His wife is lying fully clothed on the bed.
She is being hysterical in her familiar style,
Rolling from side to side
As if to escape some truth which threatens to scorch her
face.
And the Reverend Lumb
Is sitting at the foot of the bed, considerate as a baffled
doctor.
His calming hand detains her slim ankle.
In one flash Westlake understands
That his accurate intuition
Has been forestalled and befooled
By this goat-eyed vicar.
In spite of what it looks like
Something quite different is going on here,
Even under his very eyes,
And if he could only see clear
Through the vicar’s humbug soelmn visage
And his wife’s actress tragedy mask
It would be plain
That her writhing and cries are actually sexual spasm,
And that the Reverend Lumb, who seems to be gazing at
him
In such cool spiritual composure
And mild secular surprise
Is actually copulating with her
Probably through that hand on her ankle
In some devilish spiritual way.
This crazy idea strikes Westlake like a thunderbolt. And even if it is not so, even if he cannot actually detect them performing neck and neck there together in front of him, that is purely accidental, and as remote as any other coincidence, a coincidence inside-out. Anyway, he needs no proof.

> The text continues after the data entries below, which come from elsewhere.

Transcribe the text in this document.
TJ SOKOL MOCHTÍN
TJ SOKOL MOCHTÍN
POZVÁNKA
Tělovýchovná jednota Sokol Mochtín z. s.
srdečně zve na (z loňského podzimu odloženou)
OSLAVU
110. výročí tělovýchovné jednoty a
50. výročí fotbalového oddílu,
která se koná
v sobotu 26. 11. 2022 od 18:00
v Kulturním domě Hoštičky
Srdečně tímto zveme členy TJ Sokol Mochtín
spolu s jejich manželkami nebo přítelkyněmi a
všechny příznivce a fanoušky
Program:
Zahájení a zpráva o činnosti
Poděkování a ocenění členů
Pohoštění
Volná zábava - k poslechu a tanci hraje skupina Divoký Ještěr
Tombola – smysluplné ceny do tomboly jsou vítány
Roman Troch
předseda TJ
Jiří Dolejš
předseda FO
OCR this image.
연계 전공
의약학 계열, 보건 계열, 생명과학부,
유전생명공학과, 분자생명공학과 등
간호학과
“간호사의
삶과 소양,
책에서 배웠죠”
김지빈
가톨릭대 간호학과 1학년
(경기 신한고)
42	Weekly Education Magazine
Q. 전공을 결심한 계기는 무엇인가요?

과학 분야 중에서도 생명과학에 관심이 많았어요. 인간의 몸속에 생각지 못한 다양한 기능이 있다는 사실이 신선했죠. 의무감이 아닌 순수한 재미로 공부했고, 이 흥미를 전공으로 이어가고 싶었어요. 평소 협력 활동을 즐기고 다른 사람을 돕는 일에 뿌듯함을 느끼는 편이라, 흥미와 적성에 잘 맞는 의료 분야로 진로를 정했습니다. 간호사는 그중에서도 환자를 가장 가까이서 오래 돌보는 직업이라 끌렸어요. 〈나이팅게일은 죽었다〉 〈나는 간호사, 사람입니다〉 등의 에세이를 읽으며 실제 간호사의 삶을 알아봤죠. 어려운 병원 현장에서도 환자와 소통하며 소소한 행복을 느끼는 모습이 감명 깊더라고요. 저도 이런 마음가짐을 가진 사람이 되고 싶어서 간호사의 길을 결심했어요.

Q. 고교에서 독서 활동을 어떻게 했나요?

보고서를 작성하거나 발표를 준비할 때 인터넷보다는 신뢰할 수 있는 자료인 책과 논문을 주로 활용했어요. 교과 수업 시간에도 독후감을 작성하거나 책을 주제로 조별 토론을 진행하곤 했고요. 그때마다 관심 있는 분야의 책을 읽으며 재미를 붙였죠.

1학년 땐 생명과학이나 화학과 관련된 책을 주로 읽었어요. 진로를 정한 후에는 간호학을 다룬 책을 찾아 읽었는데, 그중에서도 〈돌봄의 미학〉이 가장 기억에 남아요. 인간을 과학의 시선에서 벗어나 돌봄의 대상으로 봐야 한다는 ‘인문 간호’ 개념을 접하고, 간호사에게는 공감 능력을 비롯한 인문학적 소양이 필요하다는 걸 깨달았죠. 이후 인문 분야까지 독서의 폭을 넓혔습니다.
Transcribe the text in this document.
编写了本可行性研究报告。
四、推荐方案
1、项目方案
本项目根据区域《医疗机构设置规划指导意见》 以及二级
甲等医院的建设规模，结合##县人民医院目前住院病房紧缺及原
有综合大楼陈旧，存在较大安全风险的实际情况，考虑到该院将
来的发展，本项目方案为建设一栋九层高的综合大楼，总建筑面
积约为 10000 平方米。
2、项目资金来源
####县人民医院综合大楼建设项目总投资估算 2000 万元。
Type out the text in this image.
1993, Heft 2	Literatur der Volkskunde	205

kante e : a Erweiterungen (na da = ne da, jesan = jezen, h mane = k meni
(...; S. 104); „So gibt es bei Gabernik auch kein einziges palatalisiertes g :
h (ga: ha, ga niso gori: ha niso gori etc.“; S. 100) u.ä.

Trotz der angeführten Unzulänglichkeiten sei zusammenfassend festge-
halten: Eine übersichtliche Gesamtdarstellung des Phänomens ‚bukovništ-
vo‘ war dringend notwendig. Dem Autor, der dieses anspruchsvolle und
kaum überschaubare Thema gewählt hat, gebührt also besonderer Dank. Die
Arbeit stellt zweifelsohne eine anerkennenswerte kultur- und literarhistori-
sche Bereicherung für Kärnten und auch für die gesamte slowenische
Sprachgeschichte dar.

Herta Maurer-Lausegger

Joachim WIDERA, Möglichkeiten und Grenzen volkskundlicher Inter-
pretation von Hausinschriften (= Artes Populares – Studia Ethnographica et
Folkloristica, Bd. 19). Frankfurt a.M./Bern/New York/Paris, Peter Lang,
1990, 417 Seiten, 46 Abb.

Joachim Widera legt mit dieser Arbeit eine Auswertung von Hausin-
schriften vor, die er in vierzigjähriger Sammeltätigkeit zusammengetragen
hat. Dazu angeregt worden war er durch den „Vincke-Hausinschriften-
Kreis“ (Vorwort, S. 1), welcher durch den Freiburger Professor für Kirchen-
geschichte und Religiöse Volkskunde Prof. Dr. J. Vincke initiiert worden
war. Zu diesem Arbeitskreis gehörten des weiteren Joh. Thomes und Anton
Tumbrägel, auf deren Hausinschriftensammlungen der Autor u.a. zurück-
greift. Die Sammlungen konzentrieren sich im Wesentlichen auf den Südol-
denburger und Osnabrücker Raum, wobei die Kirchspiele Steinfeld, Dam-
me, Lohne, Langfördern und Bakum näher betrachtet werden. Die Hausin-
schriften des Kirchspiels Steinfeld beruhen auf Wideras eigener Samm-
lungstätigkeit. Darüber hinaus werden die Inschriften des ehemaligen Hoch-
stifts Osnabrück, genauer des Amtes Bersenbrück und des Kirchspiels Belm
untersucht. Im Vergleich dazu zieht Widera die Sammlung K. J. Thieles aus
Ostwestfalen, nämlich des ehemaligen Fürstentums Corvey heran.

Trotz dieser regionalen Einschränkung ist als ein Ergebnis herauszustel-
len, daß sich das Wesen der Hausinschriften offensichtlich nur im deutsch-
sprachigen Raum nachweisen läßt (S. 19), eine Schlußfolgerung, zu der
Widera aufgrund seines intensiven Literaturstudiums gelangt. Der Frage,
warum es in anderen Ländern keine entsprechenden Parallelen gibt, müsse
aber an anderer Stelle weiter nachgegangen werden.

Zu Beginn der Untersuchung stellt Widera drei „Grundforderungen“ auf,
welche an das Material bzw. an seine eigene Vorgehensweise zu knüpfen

Doctor Westlake levels his gun.
The vicar stands and knocks the muzzle aside.
Dr Westlake swings the gun and knocks the vicar’s
cheekbone
With the barrels. The cartridges explode
Tearing the side of the vicar’s head, a skin wound.
The two grapple and separate.
The doctor’s wife watches, silenced.
The vicar expostulates reasonably and the doctor knocks
him down with the gun.
He fumbles to reload the gun.
The vicar twists it from him and spears it through the
window.
The doctor runs from the room, down the stairs and out
into the garden,
Retrieves the gun, reloading it as he re-enters the house,
And listens.
The Reverend Lumb’s van is turning out at the front.
Westlake runs and from his doorstep fires twice.
One of the van’s rear windows goes black
As the van escapes along black rips of gravel.
The doctor spins his gun into the roses.
He pants seriously, feeling for his heart’s place and
staring after the van, squinting as if into the sun’s glare.
Huge hammers of blackness reshape him,
Huge hammers of alcohol,
Huge hammers of hellishness and incomprehension.
With a renewed effort of doggedness
He collects the gun, gets into his car, drives away out.